As overall educational loan debt in the United States prepares to pass the $1 trillion dollar mark, students everywhere need to take a hard look at the financial burden they are incurring in return for that degree. There’s no doubt it’s easy money on the front end – the government makes sure of that – but many graduates find themselves in the midst of the loan payment blues after snagging a diploma. As an example, consider that the tens of thousands of dollars in debt could easily reach the equivalent of the monthly payment for a nice car, but without the car to show for it.
Stop the madness! You don’t have to keep taking out loans. There are alternatives. Here are a few.
1. Scholarships and Grants – A certain percentage of this free money goes unclaimed each year. Sure the applications can become repetitive and a hassle, but take the time to do it. Your pocketbook will thank you later. A word to the wise; seek out scholarships. A good place to start for information is the financial aid office of your school.
2. Pay as You Go – Believe it or not, many students can and do work in order to pay the school bill as they go. A full-time job in the summer and part-time work throughout the rest of the year should just about do the trick, especially if you’re frugal with expenses and good at saving.
3. Employer Sponsored School – It’s not unheard of for an employer to pay for a certain amount (maybe all) of your tuition in return for dedicating an agreed upon number of years after graduation to working for them. This means you need to turn the equation around and secure a job before starting school.

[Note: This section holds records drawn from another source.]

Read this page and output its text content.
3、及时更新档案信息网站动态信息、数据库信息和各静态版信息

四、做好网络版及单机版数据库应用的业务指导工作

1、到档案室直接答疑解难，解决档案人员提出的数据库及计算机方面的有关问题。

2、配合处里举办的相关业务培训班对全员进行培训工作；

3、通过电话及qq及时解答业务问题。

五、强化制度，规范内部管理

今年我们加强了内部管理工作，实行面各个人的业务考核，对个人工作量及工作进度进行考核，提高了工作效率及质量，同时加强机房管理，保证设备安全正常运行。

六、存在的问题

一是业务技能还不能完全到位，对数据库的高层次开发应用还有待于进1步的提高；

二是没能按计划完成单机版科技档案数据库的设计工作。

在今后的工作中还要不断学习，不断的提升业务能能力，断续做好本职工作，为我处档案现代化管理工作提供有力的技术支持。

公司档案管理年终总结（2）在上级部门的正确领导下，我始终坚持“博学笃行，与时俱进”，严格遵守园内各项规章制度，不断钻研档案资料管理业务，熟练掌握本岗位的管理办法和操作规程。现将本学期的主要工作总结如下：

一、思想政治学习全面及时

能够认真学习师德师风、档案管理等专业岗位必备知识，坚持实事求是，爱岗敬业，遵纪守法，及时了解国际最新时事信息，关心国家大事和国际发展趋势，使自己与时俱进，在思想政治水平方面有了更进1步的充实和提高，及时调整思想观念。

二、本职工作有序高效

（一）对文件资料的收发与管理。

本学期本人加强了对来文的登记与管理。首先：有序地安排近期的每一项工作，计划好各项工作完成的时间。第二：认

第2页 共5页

4. Part-Time / Heavy Loads – A few other alternatives to the usual student track are to either go to school part-time or take heavier than average course loads. In the first case, the goal is to allow yourself more time to work in order to afford to pay for educational expenses. The latter involves getting through in the shortest amount of time possible, thus reducing housing and meal expenses.
The bottom line is that you shouldn’t simply assume an enormous is the price for attending college. It doesn’t have to be that way. Give the topic some serious thought. Less debt means a greatly increased quality of life immediately following graduation.